4. The One Who Actually Gets It
You understand that cold pitching is about making a case so clear and convincing that a “no” would feel like a mistake. Before writing a single word, you do your homework properly. You visit the company website to understand what problems the company is solving and where they’re headed. You read recent news and look at the team page. You find the right person to contact and take note of their name and role. Then you start working on crafting an email that leads with value. Not “I have five years of experience, and I am very passionate.” Nope. You open with something that shows that you understand the company, and you have something specific to offer them.
You mention a project that the company recently launched, a gap that you noticed in the product or content, or a skill that maps directly to something the company is working on. The email is short because you respect the reader’s time. It is also specific because vague pitches never get replies. You add a request for a fifteen-minute call, instead of directly asking for a job. Then you follow-up, just once after five business days, with a short and nice message that doesn’t beg or guilt-trip them.
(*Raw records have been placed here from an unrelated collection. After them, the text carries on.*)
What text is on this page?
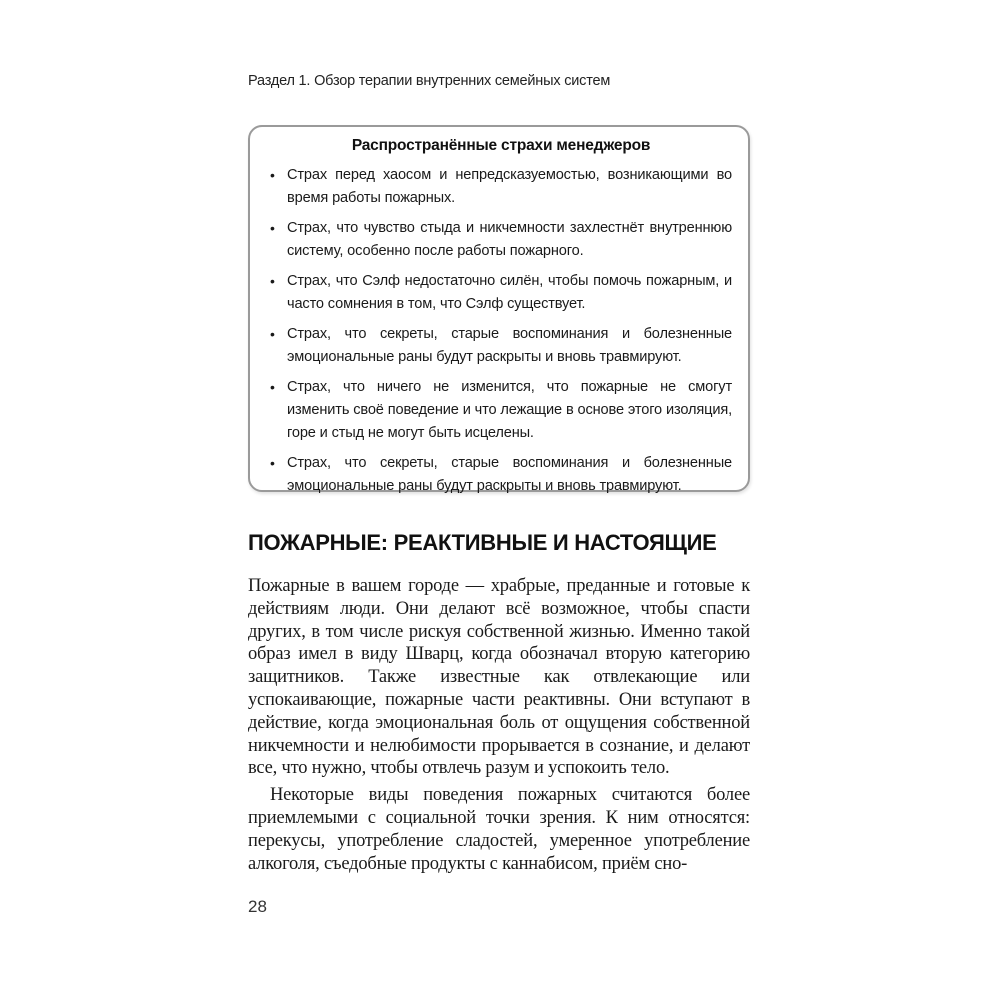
Раздел 1. Обзор терапии внутренних семейных систем
Распространённые страхи менеджеров
• Страх перед хаосом и непредсказуемостью, возникающими во время работы пожарных.
• Страх, что чувство стыда и никчемности захлестнёт внутреннюю систему, особенно после работы пожарного.
• Страх, что Сэлф недостаточно силён, чтобы помочь пожарным, и часто сомнения в том, что Сэлф существует.
• Страх, что секреты, старые воспоминания и болезненные эмоциональные раны будут раскрыты и вновь травмируют.
• Страх, что ничего не изменится, что пожарные не смогут изменить своё поведение и что лежащие в основе этого изоляция, горе и стыд не могут быть исцелены.
• Страх, что секреты, старые воспоминания и болезненные эмоциональные раны будут раскрыты и вновь травмируют.
ПОЖАРНЫЕ: РЕАКТИВНЫЕ И НАСТОЯЩИЕ

Пожарные в вашем городе — храбрые, преданные и готовые к действиям люди. Они делают всё возможное, чтобы спасти других, в том числе рискуя собственной жизнью. Именно такой образ имел в виду Шварц, когда обозначал вторую категорию защитников. Также известные как отвлекающие или успокаивающие, пожарные части реактивны. Они вступают в действие, когда эмоциональная боль от ощущения собственной никчемности и нелюбимости прорывается в сознание, и делают все, что нужно, чтобы отвлечь разум и успокоить тело.

Некоторые виды поведения пожарных считаются более приемлемыми с социальной точки зрения. К ним относятся: перекусы, употребление сладостей, умеренное употребление алкоголя, съедобные продукты с каннабисом, приём сно-

28
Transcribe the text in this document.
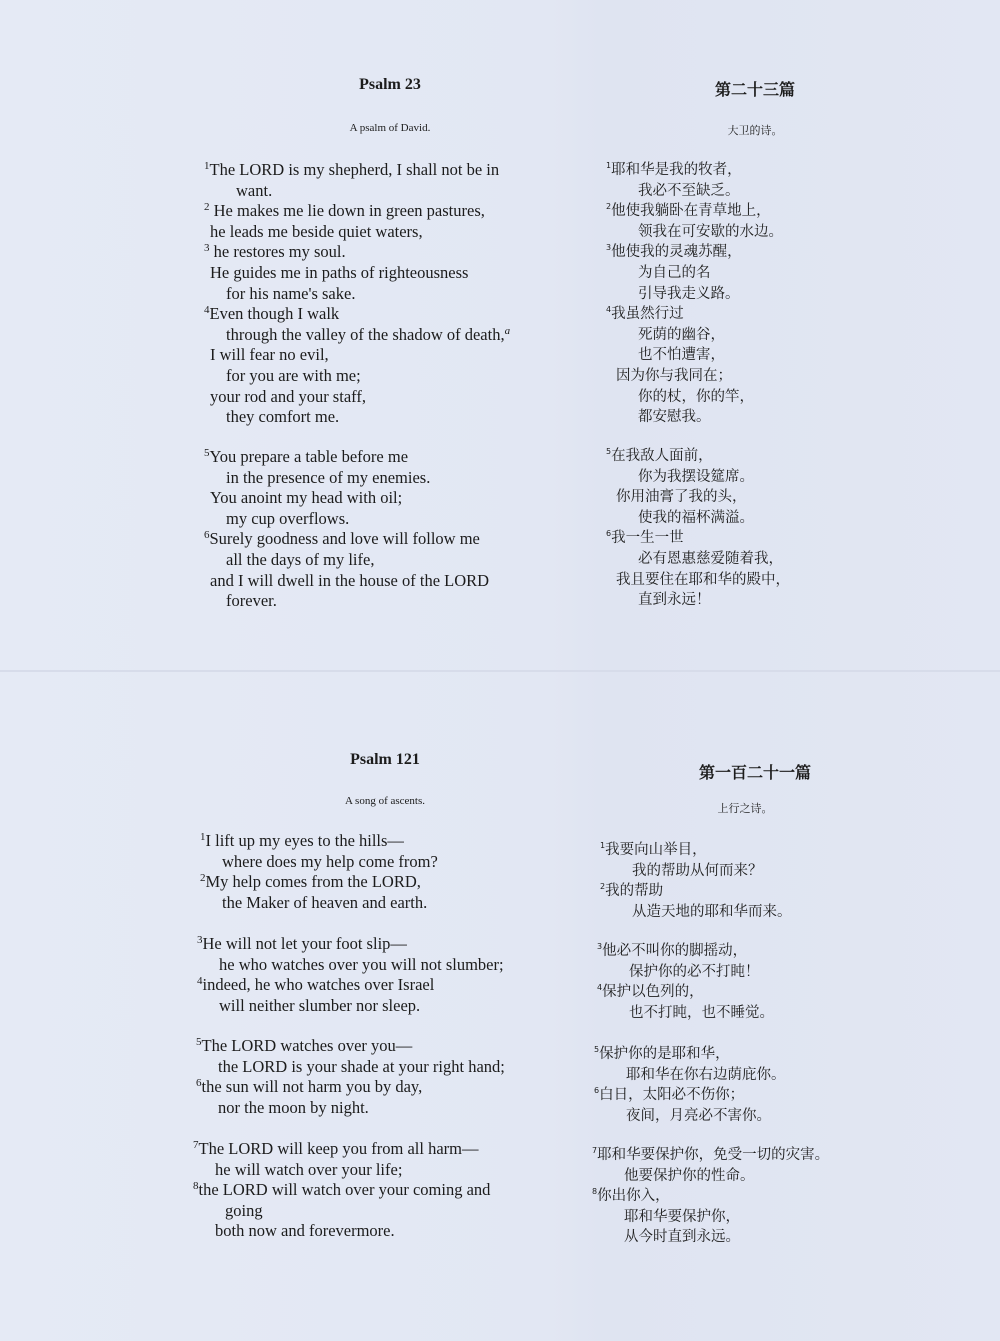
Psalm 23
A psalm of David.
$^1$The LORD is my shepherd, I shall not be in
want.
$^2$ He makes me lie down in green pastures,
he leads me beside quiet waters,
$^3$ he restores my soul.
He guides me in paths of righteousness
for his name's sake.
$^4$Even though I walk
through the valley of the shadow of death,$^a$
I will fear no evil,
for you are with me;
your rod and your staff,
they comfort me.
$^5$You prepare a table before me
in the presence of my enemies.
You anoint my head with oil;
my cup overflows.
$^6$Surely goodness and love will follow me
all the days of my life,
and I will dwell in the house of the LORD
forever.
第二十三篇
大卫的诗。
$^1$耶和华是我的牧者，
我必不至缺乏。
$^2$他使我躺卧在青草地上，
领我在可安歇的水边。
$^3$他使我的灵魂苏醒，
为自己的名
引导我走义路。
$^4$我虽然行过
死荫的幽谷，
也不怕遭害，
因为你与我同在；
你的杖，你的竿，
都安慰我。
$^5$在我敌人面前，
你为我摆设筵席。
你用油膏了我的头，
使我的福杯满溢。
$^6$我一生一世
必有恩惠慈爱随着我，
我且要住在耶和华的殿中，
直到永远！
Psalm 121
A song of ascents.
$^1$I lift up my eyes to the hills—
where does my help come from?
$^2$My help comes from the LORD,
the Maker of heaven and earth.
$^3$He will not let your foot slip—
he who watches over you will not slumber;
$^4$indeed, he who watches over Israel
will neither slumber nor sleep.
$^5$The LORD watches over you—
the LORD is your shade at your right hand;
$^6$the sun will not harm you by day,
nor the moon by night.
$^7$The LORD will keep you from all harm—
he will watch over your life;
$^8$the LORD will watch over your coming and
going
both now and forevermore.
第一百二十一篇
上行之诗。
$^1$我要向山举目，
我的帮助从何而来？
$^2$我的帮助
从造天地的耶和华而来。
$^3$他必不叫你的脚摇动，
保护你的必不打盹！
$^4$保护以色列的，
也不打盹，也不睡觉。
$^5$保护你的是耶和华，
耶和华在你右边荫庇你。
$^6$白日，太阳必不伤你；
夜间，月亮必不害你。
$^7$耶和华要保护你，免受一切的灾害。
他要保护你的性命。
$^8$你出你入，
耶和华要保护你，
从今时直到永远。
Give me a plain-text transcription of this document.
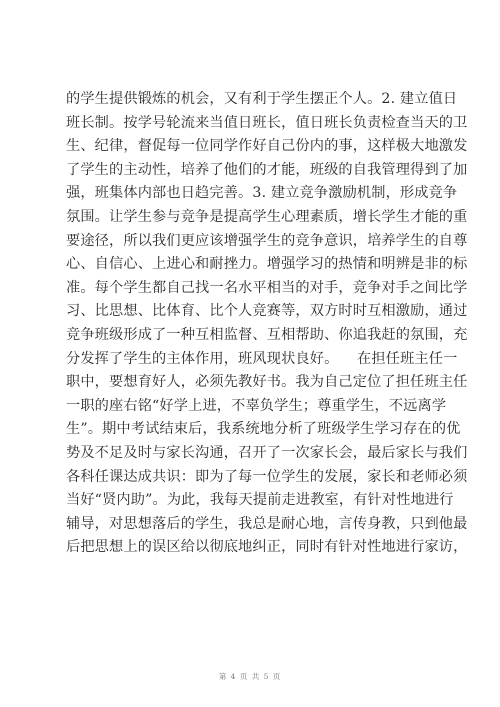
的学生提供锻炼的机会，又有利于学生摆正个人。2. 建立值日
班长制。按学号轮流来当值日班长，值日班长负责检查当天的卫
生、纪律，督促每一位同学作好自己份内的事，这样极大地激发
了学生的主动性，培养了他们的才能，班级的自我管理得到了加
强，班集体内部也日趋完善。3. 建立竞争激励机制，形成竞争
氛围。让学生参与竞争是提高学生心理素质，增长学生才能的重
要途径，所以我们更应该增强学生的竞争意识，培养学生的自尊
心、自信心、上进心和耐挫力。增强学习的热情和明辨是非的标
准。每个学生都自己找一名水平相当的对手，竞争对手之间比学
习、比思想、比体育、比个人竞赛等，双方时时互相激励，通过
竞争班级形成了一种互相监督、互相帮助、你追我赶的氛围，充
分发挥了学生的主体作用，班风现状良好。    在担任班主任一
职中，要想育好人，必须先教好书。我为自己定位了担任班主任
一职的座右铭“好学上进，不辜负学生；尊重学生，不远离学
生”。期中考试结束后，我系统地分析了班级学生学习存在的优
势及不足及时与家长沟通，召开了一次家长会，最后家长与我们
各科任课达成共识：即为了每一位学生的发展，家长和老师必须
当好“贤内助”。为此，我每天提前走进教室，有针对性地进行
辅导，对思想落后的学生，我总是耐心地，言传身教，只到他最
后把思想上的误区给以彻底地纠正，同时有针对性地进行家访，
第 4 页 共 5 页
You basically act the way a consultant would, confident and enthusiastic for the work, and because of all these, you hear back more often than not.
So, Who Are You Going To Be?
Honestly? It doesn’t really matter which of these cold pitchers you are. What matters is whether you’re willing to be the one who actually gets it. Cold pitching can open doors that the job boards may never open for you. So, do the research, write the email, send it, follow up once, and move on. Rooting for you!